Tractable Representation Learning with Probabilistic Circuits
- URL: http://arxiv.org/abs/2507.04385v2
- Date: Sat, 26 Jul 2025 11:51:01 GMT
- Title: Tractable Representation Learning with Probabilistic Circuits
- Authors: Steven Braun, Sahil Sidheekh, Antonio Vergari, Martin Mundt, Sriraam Natarajan, Kristian Kersting,
- Abstract summary: Probabilistic circuits (PCs) are powerful probabilistic models that enable exact and tractable inference.<n>While dominant in neural networks, representation learning with PCs remains underexplored.<n>We introduce autoencoding probabilistic circuits (APCs), a novel framework leveraging the tractability of PCs to model probabilistic embeddings explicitly.

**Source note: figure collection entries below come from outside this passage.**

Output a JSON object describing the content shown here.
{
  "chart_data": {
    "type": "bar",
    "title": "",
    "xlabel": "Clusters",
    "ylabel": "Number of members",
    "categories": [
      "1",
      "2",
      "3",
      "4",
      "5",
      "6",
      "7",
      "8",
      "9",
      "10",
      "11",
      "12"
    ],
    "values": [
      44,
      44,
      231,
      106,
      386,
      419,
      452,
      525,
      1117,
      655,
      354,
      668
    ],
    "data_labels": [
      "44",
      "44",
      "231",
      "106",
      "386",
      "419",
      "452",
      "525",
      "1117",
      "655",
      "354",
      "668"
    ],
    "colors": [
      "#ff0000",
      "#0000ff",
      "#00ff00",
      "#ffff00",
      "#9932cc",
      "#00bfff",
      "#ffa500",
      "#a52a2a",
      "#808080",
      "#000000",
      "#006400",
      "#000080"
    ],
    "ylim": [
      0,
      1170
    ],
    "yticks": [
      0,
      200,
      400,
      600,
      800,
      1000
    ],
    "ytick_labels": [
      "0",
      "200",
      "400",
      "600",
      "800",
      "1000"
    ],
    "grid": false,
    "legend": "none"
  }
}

- Score: 30.116247936061395
- License: http://creativecommons.org/licenses/by/4.0/
- Abstract: Probabilistic circuits (PCs) are powerful probabilistic models that enable exact and tractable inference, making them highly suitable for probabilistic reasoning and inference tasks. While dominant in neural networks, representation learning with PCs remains underexplored, with prior approaches relying on external neural embeddings or activation-based encodings. To address this gap, we introduce autoencoding probabilistic circuits (APCs), a novel framework leveraging the tractability of PCs to model probabilistic embeddings explicitly. APCs extend PCs by jointly modeling data and embeddings, obtaining embedding representations through tractable probabilistic inference. The PC encoder allows the framework to natively handle arbitrary missing data and is seamlessly integrated with a neural decoder in a hybrid, end-to-end trainable architecture enabled by differentiable sampling. Our empirical evaluation demonstrates that APCs outperform existing PC-based autoencoding methods in reconstruction quality, generate embeddings competitive with, and exhibit superior robustness in handling missing data compared to neural autoencoders. These results highlight APCs as a powerful and flexible representation learning method that exploits the probabilistic inference capabilities of PCs, showing promising directions for robust inference, out-of-distribution detection, and knowledge distillation.